Rod Smith from the Bernie Banton Foundation supports families affected by mesothelioma. He lost his wife Julie to the disease in 2008. He believes home renovation television shows are irresponsible. Motivating people to knock through walls, tear down lofts or change roofing without first consulting an asbestos specialist.

He said: “They are deadly. If we had our way, they would run warning banners at the bottom and during the program. I wouldn’t know about it unless I had the disease. They have signs for everything else, but not this. This is a killer.”

Your home should be dealt with like an STD, get it tested! The Home Shows are the place to chat to specialists in asbestos removal. The experts don hazmat suits to test, manage, remove and in some extreme cases, demolish properties that are infected.

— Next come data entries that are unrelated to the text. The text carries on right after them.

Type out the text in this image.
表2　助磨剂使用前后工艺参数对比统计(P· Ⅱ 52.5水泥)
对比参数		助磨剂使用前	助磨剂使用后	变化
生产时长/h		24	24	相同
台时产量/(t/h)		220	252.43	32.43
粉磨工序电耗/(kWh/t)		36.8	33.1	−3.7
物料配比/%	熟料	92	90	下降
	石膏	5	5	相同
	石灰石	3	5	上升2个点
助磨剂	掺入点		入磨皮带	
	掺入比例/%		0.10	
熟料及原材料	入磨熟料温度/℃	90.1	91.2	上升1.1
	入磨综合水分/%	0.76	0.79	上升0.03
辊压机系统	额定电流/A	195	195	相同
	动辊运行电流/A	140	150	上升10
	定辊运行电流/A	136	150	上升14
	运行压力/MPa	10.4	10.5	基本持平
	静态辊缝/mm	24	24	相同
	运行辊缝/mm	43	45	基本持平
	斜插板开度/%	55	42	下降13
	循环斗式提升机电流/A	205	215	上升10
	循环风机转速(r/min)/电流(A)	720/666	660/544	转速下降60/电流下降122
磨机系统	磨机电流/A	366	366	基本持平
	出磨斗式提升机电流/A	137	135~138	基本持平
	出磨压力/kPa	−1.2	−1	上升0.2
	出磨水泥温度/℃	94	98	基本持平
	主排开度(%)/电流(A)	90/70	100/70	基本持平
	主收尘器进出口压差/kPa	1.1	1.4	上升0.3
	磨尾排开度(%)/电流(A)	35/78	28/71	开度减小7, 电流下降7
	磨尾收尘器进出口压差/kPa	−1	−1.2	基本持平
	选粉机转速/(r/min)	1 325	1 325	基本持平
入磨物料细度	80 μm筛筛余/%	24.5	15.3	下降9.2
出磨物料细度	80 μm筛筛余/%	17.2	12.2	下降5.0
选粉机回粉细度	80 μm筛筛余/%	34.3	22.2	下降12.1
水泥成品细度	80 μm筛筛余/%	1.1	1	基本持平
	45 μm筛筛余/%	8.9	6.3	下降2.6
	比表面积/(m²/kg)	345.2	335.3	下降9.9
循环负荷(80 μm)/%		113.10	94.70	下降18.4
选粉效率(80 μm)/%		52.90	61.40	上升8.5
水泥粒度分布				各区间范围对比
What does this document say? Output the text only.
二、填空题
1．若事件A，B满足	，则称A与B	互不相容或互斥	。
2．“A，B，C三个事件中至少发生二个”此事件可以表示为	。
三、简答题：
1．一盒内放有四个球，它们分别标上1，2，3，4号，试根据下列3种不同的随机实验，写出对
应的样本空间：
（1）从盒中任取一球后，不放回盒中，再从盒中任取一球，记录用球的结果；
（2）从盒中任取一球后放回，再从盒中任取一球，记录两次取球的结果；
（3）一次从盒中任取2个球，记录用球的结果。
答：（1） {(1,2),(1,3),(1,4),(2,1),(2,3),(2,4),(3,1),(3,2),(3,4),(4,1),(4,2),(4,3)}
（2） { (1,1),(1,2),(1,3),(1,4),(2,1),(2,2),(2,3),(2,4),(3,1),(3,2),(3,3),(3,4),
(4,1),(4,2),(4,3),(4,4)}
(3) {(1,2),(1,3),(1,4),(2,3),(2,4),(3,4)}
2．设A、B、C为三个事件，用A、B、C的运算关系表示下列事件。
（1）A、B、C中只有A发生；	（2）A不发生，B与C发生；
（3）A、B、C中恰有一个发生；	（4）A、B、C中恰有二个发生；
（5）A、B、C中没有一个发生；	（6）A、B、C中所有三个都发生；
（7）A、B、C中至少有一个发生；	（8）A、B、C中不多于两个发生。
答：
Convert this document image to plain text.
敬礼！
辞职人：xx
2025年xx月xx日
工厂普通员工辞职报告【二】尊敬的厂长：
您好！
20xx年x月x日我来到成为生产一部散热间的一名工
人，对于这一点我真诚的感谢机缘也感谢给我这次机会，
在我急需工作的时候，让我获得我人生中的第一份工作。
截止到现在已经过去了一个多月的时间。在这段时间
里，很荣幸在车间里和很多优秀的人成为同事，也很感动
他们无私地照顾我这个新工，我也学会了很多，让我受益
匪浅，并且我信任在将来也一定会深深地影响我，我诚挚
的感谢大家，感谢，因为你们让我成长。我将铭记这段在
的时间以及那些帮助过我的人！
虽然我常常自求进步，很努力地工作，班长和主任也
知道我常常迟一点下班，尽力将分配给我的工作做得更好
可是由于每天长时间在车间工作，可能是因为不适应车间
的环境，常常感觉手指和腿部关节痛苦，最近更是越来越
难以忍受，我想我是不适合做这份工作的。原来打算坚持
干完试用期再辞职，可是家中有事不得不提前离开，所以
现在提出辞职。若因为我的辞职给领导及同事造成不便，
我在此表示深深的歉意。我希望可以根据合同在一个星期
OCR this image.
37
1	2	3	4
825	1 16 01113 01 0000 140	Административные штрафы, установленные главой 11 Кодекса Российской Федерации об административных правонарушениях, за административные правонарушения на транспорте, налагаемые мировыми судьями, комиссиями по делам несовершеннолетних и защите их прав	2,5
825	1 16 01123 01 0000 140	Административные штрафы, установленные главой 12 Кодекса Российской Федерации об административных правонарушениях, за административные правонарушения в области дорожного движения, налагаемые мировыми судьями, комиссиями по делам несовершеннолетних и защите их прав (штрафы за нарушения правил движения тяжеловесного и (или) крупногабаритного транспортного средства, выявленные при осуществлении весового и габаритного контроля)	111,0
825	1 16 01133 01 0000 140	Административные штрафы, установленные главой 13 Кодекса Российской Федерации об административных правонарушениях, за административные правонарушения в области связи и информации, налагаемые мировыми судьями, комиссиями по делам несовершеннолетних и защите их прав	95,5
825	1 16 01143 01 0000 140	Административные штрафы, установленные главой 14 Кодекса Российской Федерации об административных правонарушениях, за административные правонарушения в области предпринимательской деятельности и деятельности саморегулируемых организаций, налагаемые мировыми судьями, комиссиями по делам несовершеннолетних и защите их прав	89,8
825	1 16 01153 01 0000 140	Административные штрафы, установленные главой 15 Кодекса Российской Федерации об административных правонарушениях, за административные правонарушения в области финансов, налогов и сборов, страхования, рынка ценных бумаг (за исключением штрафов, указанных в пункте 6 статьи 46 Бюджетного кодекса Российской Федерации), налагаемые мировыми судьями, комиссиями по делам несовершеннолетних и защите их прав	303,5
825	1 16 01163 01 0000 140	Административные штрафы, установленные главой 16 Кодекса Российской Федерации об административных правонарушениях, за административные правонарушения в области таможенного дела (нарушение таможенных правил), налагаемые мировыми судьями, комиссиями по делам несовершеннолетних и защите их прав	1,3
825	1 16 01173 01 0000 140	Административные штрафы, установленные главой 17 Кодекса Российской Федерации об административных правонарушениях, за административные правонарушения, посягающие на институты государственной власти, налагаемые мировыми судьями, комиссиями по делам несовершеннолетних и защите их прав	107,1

The government have also funded the Asbestos Safety and Eradication Agency to eradicate buildings full of asbestos. Corporations are now fined up to $2 million and individuals $500,000 for waste offences. The mission could last generations as recent evidence indicated there was now a third wave of asbestos-related disease, caused by non-occupational exposure associated with home renovations.

Associate Professor Klebe from Flinders University summarised: “The younger generations aren’t as aware of the risk because asbestos isn’t used as much anymore. If accidentally exposed to fibres or dust from home renovation or demolition, even a child or baby asleep or playing in a nearby room is at risk of developing these deadly lung and related diseases in 10 to 20 years.”